Laura's depiction as a sexualized character with a highly suggestive outfit in Street Fighter V has attracted commentary. In an opinion piece published by Red Bull, Greg Candalez said Laura exemplifies the inappropriate and inaccurate stereotype of Brazilian women by international audiences as being sensual and prone to dressing provocatively. In addition, an article by The Daily Telegraph listed Laura as an example of "porn-type heroines [that] are harming children," highlighting her outfits in the game. Similarly, Christopher Hodges of Screen Rant was critical of her design, saying she was "designed only to be hot and absurdly-dressed and not a character with any actual depth." Brazilian website Universo Online shared the sentiments, feeling that her "hypersexualized" design was at odds with attempts to better portray women in gaming, and further outfits that were released only highlighted the issue further, in particular when considering how other female characters were less sexualized by comparison.

On the other hand, Brazilian journalist Bianca Freitas argued that Laura represented a stereotyped ideal of a country's culture as did many other characters in the franchise, and felt the claims of hypersexualization were misplaced, as in his eyes Laura was no more sexualized than many of the male characters. He further felt that reactions to the character represented a "distortion" between how the world pictured Brazil and how Brazilians viewed themselves. While he pointed out that Brazil was a "universe of cultures", he stated was not uncommon to see women in the peripheral regions of Rio di Jainero similar to Laura, and felt that in Ono's case the inspiration for such a character was indeed apt with that in consideration.

The character has also been the subject of academic study. Brazilian Society for Interdisciplinary Studies of Communication examined her portrayal in the context of race and feminism, where they observe "Laura has her image and her body hypersexualized and objectified for the contemplation of the players." They drew particularly attention to the emphasis on the band between her buttocks, feeling it was "purposely exposed so that the male gaze is met", and was neither practical nor did it suit her role as a fighter. They did however note that through the color of her outfit and bracelets, her character design conveyed "signs that express sensuality, joy, sexualization, miscegenation and Brazilian identity", though felt that when compared to Sean her lighter skin tone instead came across as an example of racial "whitening" to have her conform to "eurocentric" aesthetic standards.

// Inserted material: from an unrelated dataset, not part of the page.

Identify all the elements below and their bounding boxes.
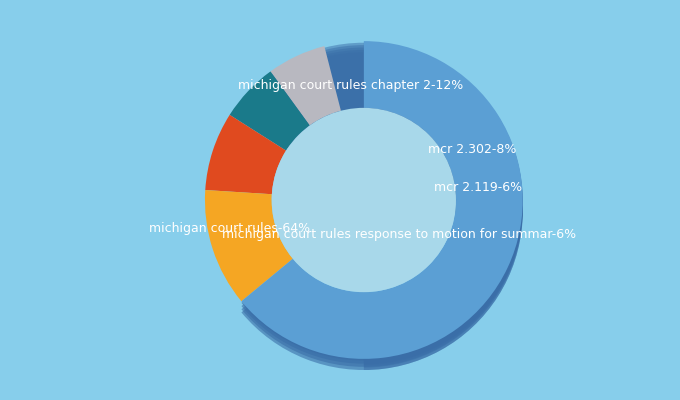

On the other hand, the Animus Inter-American Journal of Media Communication also studied Laura and other Brazilian fighters in the Street Fighter franchise, and felt that while analyzing Laura the combination of her race and outfits "leads to the conclusion that Laura can be interpreted as an iconic quali-sign of sensuality." They further state that she represents "...beautiful and sensual women, where warmth and music are an integral part of life. In Laura is a symbol of Brazil Country of Carnival, joyful, festive and touristic."